I cannot say this with enough emphasis; that question can never be a matter of fact. It is pure opinion, and no one person’s opinion is any more valid than another’s, because with opinions, there is no scientific truth you can apply to make one argument better than the other, otherwise it would be fact. I believe in such situations, you can either respectfully agree to disagree, or you can behave intolerantly and attack your dissenter for having a differing opinion.
But the issue I take with many of my fellow pro-choice advocates, is that they call this a woman’s right issue, then argue that pro-life advocates are against women’s rights. This is where the pro-life/anti-life and pro-choice/anti-choice argument I made earlier becomes rather important.
If you are concerned about the woman’s rights, you will either be pro-choice or anti-choice. If you are viewing this argument from the embryo’s point of view, you are either pro-life or anti-life. The two are not interchangeable.
So when pro-choice people attack pro-life people for being against women’s rights, that’s a straw man argument.
The pro-life people believe it is a human life, with rights under the law. They believe that it’s not part of the woman’s body, but instead a separate body inside the woman’s body. As such, not believing it a woman’s rights issue whatsoever, or even framing it that way.
Pro-choice people however, believe that as long as the embryo resides in the mother, it is part of the mother, and therefore not a separate life, and not worthy of protection under the law, but instead, something a woman should have the right to remove, similar to a breast reduction to remove unwanted tissue to increase her quality of life.
I am not saying such people equate a fetus to a breast, so please no outraged response, understand I’m only saying they paint the procedures in a similar light, from an ethics perspective.
In either instance, again these positions as to whether it’s part of the woman’s body, or its own separate body within a body are matters of opinion, not fact, and can be argued either way. Tolerance dictates you must respect the converse opinion.
I have to point out that from a science perspective, the DNA of the embryo is unique from the mother’s, something that wouldn’t be true of any other organic substance inside the mother, she might opt to remove from her body; aside from a disease or another foreign invader of some sort anyway. So it’s hard to argue with science that the embryo is part of the mother’s body when it doesn’t share her exact DNA, but instead, a mix of her’s and the father’s.

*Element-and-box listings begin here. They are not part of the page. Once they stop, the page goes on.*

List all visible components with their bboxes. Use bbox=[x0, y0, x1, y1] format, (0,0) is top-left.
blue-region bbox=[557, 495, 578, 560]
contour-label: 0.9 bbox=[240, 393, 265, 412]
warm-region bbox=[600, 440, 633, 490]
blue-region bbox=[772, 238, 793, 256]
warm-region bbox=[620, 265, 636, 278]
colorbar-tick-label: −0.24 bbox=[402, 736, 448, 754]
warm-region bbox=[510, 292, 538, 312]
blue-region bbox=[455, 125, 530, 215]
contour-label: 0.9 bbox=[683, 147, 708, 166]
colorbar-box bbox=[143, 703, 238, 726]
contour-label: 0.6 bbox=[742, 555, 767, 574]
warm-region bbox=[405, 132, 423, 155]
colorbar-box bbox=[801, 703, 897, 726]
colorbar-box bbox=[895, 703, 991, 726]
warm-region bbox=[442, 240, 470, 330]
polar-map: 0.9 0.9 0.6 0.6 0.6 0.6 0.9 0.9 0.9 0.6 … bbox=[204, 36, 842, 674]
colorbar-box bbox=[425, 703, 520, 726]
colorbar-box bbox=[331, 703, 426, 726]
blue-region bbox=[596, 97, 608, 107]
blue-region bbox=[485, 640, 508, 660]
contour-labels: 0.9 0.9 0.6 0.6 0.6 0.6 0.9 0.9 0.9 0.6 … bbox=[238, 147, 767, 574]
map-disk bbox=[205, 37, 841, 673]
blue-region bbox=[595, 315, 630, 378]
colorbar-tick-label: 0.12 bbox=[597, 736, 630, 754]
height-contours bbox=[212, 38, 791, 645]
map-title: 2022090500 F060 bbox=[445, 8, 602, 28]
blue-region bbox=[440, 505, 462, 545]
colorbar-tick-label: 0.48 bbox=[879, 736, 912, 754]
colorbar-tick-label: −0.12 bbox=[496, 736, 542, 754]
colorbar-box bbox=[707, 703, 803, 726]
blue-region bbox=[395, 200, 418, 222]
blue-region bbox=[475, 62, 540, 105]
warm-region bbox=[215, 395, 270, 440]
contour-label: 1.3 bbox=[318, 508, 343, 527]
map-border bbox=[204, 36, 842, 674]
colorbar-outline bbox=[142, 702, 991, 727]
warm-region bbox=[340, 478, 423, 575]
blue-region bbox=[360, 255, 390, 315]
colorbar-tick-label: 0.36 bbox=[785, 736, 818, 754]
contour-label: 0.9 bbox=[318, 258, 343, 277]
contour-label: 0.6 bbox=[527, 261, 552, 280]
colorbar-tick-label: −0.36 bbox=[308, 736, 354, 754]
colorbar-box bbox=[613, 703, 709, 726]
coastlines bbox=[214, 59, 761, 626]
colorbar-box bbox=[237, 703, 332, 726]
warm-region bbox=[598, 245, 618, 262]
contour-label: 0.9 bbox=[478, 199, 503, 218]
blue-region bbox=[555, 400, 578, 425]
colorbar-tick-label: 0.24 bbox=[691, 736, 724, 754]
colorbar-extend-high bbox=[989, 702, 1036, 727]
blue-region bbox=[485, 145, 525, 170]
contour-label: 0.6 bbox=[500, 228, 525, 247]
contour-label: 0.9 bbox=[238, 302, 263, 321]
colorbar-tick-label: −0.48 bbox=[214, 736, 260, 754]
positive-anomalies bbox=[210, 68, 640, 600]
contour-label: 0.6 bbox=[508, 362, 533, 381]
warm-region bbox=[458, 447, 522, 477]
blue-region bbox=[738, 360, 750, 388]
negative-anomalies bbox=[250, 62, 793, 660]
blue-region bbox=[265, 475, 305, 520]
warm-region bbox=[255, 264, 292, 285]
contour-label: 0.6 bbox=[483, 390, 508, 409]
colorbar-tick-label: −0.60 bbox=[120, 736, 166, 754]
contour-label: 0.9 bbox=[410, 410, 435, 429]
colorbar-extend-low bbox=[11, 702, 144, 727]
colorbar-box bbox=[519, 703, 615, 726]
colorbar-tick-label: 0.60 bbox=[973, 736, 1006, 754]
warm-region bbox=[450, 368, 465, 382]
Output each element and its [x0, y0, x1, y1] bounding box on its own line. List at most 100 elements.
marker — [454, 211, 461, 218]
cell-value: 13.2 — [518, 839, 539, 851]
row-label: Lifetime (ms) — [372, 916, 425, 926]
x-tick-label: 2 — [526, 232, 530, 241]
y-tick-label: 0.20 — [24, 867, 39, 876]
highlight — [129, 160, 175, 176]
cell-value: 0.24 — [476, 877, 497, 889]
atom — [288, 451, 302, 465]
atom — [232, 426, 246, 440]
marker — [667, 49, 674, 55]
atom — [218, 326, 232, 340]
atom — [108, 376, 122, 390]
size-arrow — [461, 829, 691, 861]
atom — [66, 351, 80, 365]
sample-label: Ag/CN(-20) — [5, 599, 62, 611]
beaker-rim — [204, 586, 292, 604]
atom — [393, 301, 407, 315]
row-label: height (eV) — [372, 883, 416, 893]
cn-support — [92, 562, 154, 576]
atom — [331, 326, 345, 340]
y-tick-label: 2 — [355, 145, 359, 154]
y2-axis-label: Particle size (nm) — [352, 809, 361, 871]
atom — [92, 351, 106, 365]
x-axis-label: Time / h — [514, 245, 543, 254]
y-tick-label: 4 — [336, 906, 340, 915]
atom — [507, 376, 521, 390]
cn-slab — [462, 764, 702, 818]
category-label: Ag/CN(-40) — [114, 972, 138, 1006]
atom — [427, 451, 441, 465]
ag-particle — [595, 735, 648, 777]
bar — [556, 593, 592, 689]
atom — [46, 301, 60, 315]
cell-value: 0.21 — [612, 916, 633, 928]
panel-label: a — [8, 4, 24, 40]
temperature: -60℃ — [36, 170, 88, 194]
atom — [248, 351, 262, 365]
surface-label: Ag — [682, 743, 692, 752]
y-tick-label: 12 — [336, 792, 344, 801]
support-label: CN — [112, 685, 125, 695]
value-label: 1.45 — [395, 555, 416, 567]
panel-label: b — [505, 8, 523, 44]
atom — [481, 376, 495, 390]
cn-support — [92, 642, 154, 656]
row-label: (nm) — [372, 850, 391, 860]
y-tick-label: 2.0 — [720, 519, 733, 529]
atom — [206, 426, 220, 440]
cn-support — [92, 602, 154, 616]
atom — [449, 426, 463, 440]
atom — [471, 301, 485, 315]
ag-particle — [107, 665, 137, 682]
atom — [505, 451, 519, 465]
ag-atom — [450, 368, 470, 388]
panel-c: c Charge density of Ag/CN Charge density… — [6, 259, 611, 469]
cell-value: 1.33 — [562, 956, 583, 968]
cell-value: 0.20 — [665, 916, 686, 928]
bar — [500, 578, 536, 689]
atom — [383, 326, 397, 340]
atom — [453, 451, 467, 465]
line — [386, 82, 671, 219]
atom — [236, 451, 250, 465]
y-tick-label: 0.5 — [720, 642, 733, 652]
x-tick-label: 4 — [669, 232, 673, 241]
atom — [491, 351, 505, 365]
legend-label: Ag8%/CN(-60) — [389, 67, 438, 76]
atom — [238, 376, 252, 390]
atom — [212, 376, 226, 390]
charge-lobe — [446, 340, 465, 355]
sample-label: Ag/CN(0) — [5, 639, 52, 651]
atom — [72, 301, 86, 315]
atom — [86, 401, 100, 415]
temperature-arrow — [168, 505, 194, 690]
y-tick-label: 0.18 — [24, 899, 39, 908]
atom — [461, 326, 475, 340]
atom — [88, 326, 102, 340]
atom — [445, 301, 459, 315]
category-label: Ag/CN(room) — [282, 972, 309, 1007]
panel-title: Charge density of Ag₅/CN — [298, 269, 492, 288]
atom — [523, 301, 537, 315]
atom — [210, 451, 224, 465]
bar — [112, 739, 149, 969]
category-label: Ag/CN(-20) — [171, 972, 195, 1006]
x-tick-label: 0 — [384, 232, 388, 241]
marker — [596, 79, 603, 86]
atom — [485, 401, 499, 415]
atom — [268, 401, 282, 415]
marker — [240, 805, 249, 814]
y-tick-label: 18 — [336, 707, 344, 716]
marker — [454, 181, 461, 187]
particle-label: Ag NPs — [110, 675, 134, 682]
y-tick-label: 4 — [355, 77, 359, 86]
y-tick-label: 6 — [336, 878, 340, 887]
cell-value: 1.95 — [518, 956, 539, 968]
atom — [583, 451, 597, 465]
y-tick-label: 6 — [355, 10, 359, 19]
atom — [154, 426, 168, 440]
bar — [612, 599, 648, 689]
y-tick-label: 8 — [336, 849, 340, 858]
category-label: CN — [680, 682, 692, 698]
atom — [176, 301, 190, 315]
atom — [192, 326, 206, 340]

I have a long history on this site of being all about science, so in theory, I probably should be what is traditionally thought of as pro-life and equate abortion to murder.
But I frankly know that if I had a daughter, and she had an abortion a month after fertilization versus a year after the birth, I cannot conflate the two as equally heinous. So despite all the evidence to the contrary, I remain pro-choice from a legal standpoint, and pro-life from a personal one.
As for Sarah and her followers, they are passionate about women’s rights, and that’s a good thing—I wish them well even if they think I’m a jerk.
I just wish they would embrace a little more empathy for those with differing opinions, and not conflate opinion with fact, because arguing someone is wrong, must revolve around facts, never opinions.